As someone who has spent years fighting for D.C. statehood and against federal control of our city, I cannot stay silent while more than $300 million is poured into police recruitment. Families are struggling with skyrocketing rents, underfunded schools, and inefficient public transit. The crisis isn’t merely police staffing; it’s decades of disenfranchisement and neglect.
D.C.’s RFK stadium deal is also part of this story: public land handed to billionaires while residents overwhelmingly vote for affordable housing and basic services. More than half of D.C. voters say not another empty luxury development, gentrification accelerator, or traffic-clogged “innovation zone.”
Over 80,000 D.C. residents lack stable housing, yet our leaders rush to subsidize the NFL. We deserve neighborhoods that serve us, not playgrounds for the wealthy.
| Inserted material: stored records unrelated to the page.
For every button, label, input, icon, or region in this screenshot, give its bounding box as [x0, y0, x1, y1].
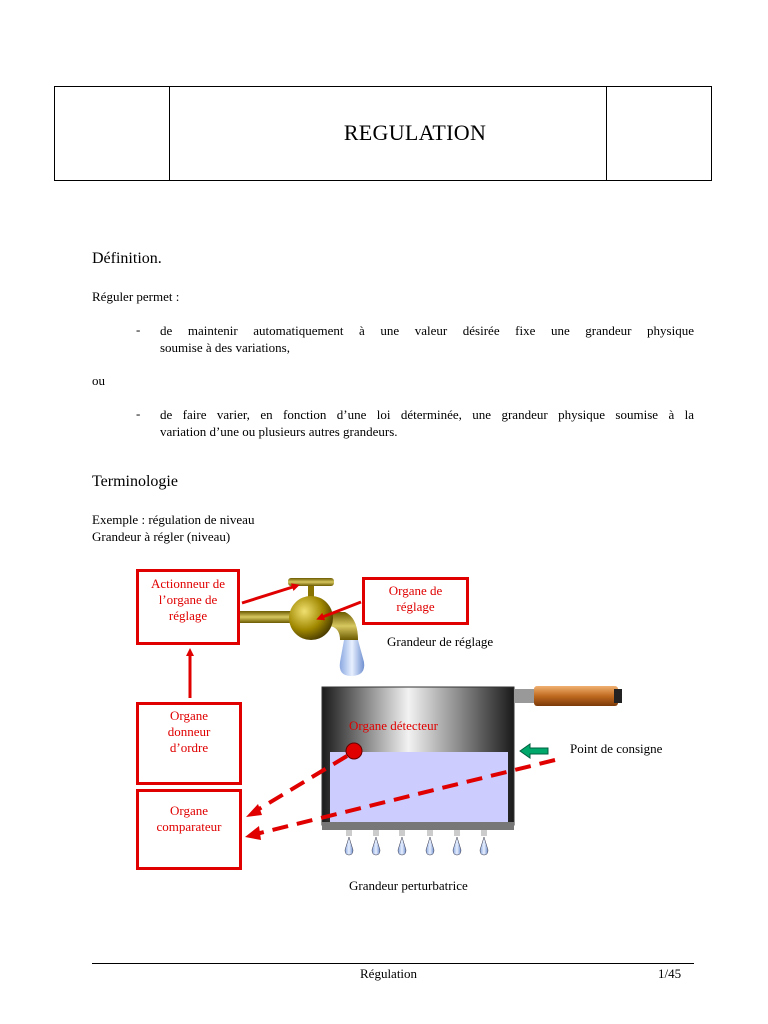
actionneur-line-3: réglage	[168, 608, 208, 623]
bullet-1-line-2: soumise à des variations,	[160, 340, 290, 355]
donneur-line-1: Organe	[169, 708, 209, 723]
detecteur-label: Organe détecteur	[349, 718, 438, 733]
comparateur-line-2: comparateur	[156, 819, 222, 834]
consigne-arrow-icon	[520, 744, 548, 758]
organe-reglage-line-1: Organe de	[388, 583, 443, 598]
dashed-arrowhead-consigne	[245, 826, 261, 840]
definition-or: ou	[92, 373, 105, 388]
actionneur-line-1: Actionneur de	[150, 576, 225, 591]
comparateur-box	[136, 789, 242, 870]
bullet-dash-2: -	[136, 406, 141, 421]
donneur-box	[136, 702, 242, 785]
arrow-actionneur-to-faucet	[242, 586, 296, 603]
bullet-2-line-2: variation d’une ou plusieurs autres grandeurs.	[160, 424, 398, 439]
footer-rule	[92, 963, 694, 964]
bullet-2-line-1: de faire varier, en fonction d’une loi déterminée, une grandeur physique soumise à la	[160, 407, 694, 422]
donneur-line-3: d’ordre	[169, 740, 209, 755]
actionneur-line-2: l’organe de	[158, 592, 218, 607]
organe-reglage-line-2: réglage	[396, 599, 435, 614]
comparateur-line-1: Organe	[169, 803, 209, 818]
bullet-1-line-1: de maintenir automatiquement à une valeur désirée fixe une grandeur physique	[160, 323, 694, 338]
consigne-label: Point de consigne	[570, 741, 663, 756]
perturbatrice-label: Grandeur perturbatrice	[349, 878, 468, 893]
terminology-example: Exemple : régulation de niveau	[92, 512, 255, 527]
definition-heading: Définition.	[92, 250, 162, 267]
footer-title: Régulation	[360, 966, 418, 981]
organe-reglage-box	[362, 577, 469, 625]
actionneur-box	[136, 569, 240, 645]
detector-dot-icon	[346, 743, 362, 759]
page-title: REGULATION	[343, 120, 487, 145]
outlet-drops-icon	[345, 830, 488, 855]
page-number: 1/45	[658, 966, 682, 981]
grandeur-reglage-label: Grandeur de réglage	[387, 634, 494, 649]
donneur-line-2: donneur	[167, 724, 211, 739]
tank-icon	[322, 686, 622, 830]
terminology-grandeur: Grandeur à régler (niveau)	[92, 529, 231, 544]
dashed-arrowhead-detector	[246, 804, 262, 817]
definition-intro: Réguler permet :	[92, 289, 180, 304]
terminology-heading: Terminologie	[92, 473, 178, 490]
water-stream-icon	[340, 640, 365, 676]
bullet-dash-1: -	[136, 322, 141, 337]
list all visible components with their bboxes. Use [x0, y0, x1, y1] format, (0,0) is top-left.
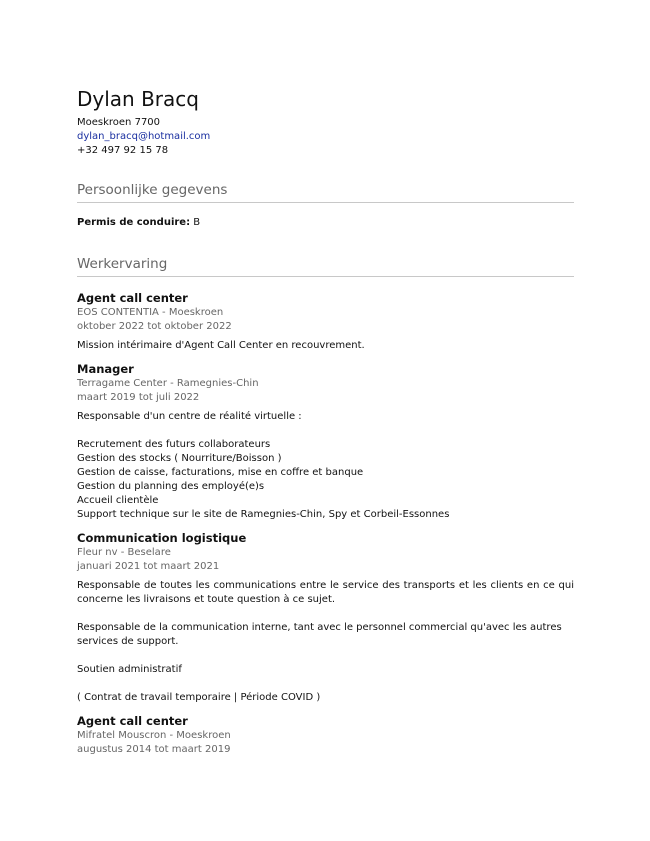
- description-line: Responsable de toutes les communications entre le service des transports et les clients en ce qui concerne les livraisons et toute question à ce sujet.: [77, 580, 574, 605]
- section-title-personal: Persoonlijke gegevens: [77, 181, 574, 203]
- description-line: Soutien administratif: [77, 664, 182, 675]
- job-entry: [77, 531, 574, 705]
- job-title: Communication logistique: [77, 531, 247, 545]
- description-line: Support technique sur le site de Ramegnies-Chin, Spy et Corbeil-Essonnes: [77, 509, 450, 520]
- description-line: Gestion de caisse, facturations, mise en coffre et banque: [77, 467, 364, 478]
- driving-license-value: B: [193, 217, 201, 228]
- description-line: Responsable d'un centre de réalité virtuelle :: [77, 411, 302, 422]
- description-line: Gestion du planning des employé(e)s: [77, 481, 265, 492]
- description-spacer: [77, 424, 574, 438]
- job-period: augustus 2014 tot maart 2019: [77, 744, 231, 755]
- job-description: [77, 410, 574, 522]
- job-period: januari 2021 tot maart 2021: [77, 561, 220, 572]
- description-spacer: [77, 649, 574, 663]
- job-period: maart 2019 tot juli 2022: [77, 392, 200, 403]
- job-title: Agent call center: [77, 291, 188, 305]
- description-line: Accueil clientèle: [77, 495, 159, 506]
- section-title-experience: Werkervaring: [77, 255, 574, 277]
- job-entry: [77, 714, 574, 757]
- description-spacer: [77, 677, 574, 691]
- driving-license-label: Permis de conduire:: [77, 217, 191, 228]
- driving-license-field: [77, 216, 574, 230]
- email-link[interactable]: dylan_bracq@hotmail.com: [77, 131, 211, 142]
- phone-number: +32 497 92 15 78: [77, 145, 169, 156]
- candidate-name: Dylan Bracq: [77, 87, 199, 111]
- location: Moeskroen 7700: [77, 117, 161, 128]
- job-period: oktober 2022 tot oktober 2022: [77, 321, 232, 332]
- description-line: ( Contrat de travail temporaire | Période COVID ): [77, 692, 321, 703]
- job-company: EOS CONTENTIA - Moeskroen: [77, 307, 224, 318]
- job-entry: [77, 291, 574, 353]
- description-line: Mission intérimaire d'Agent Call Center en recouvrement.: [77, 340, 365, 351]
- description-line: Recrutement des futurs collaborateurs: [77, 439, 271, 450]
- job-description: [77, 339, 574, 353]
- job-entry: [77, 362, 574, 522]
- job-company: Fleur nv - Beselare: [77, 547, 171, 558]
- description-line: Responsable de la communication interne, tant avec le personnel commercial qu'avec les autres services de support.: [77, 622, 562, 647]
- job-company: Terragame Center - Ramegnies-Chin: [77, 378, 259, 389]
- job-title: Manager: [77, 362, 134, 376]
- description-line: Gestion des stocks ( Nourriture/Boisson ): [77, 453, 282, 464]
- resume-content: [77, 86, 574, 757]
- job-description: [77, 579, 574, 705]
- description-spacer: [77, 607, 574, 621]
- job-company: Mifratel Mouscron - Moeskroen: [77, 730, 231, 741]
- job-title: Agent call center: [77, 714, 188, 728]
Mayor Bowser and D.C. Council’s plan to pour $314 million more into policing, in the midst of cuts to D.C. Medicaid and Healthcare Alliance, is a step backward. The Metropolitan Police Department’s $600 million FY25-26 operating budget already dwarfs investments in housing and violence prevention. In addition, crime is down year over year in D.C. in every metric and not even in the top ten violent cities in the US. This is a clear message to the people of D.C. directly. There’s not enough respect for this city or the sovereignty that Washingtonians deserve.
Studies increasingly show that policing alone doesn’t solve crime: D.C. already has one of the highest concentrations of police forces in the world, but our schools lack basic classroom supplies, tech services, and food security. Imagine if those millions made college free at UDC, or restored Medicaid for every D.C. family.
Due to us lacking statehood, Washingtonians are forced to watch leaders in other cities stand up to Trump’s blatant threats while our own mayor is forced to abide by Trump and his cronies. It’s time to the rest of us to reject militarization, uplift our schools, our youth, our elders, and former federal workers.
We can do better. Let’s invest where it counts. Let’s lead the nation by example, and make the “District of Courage” the capital of community-centered justice.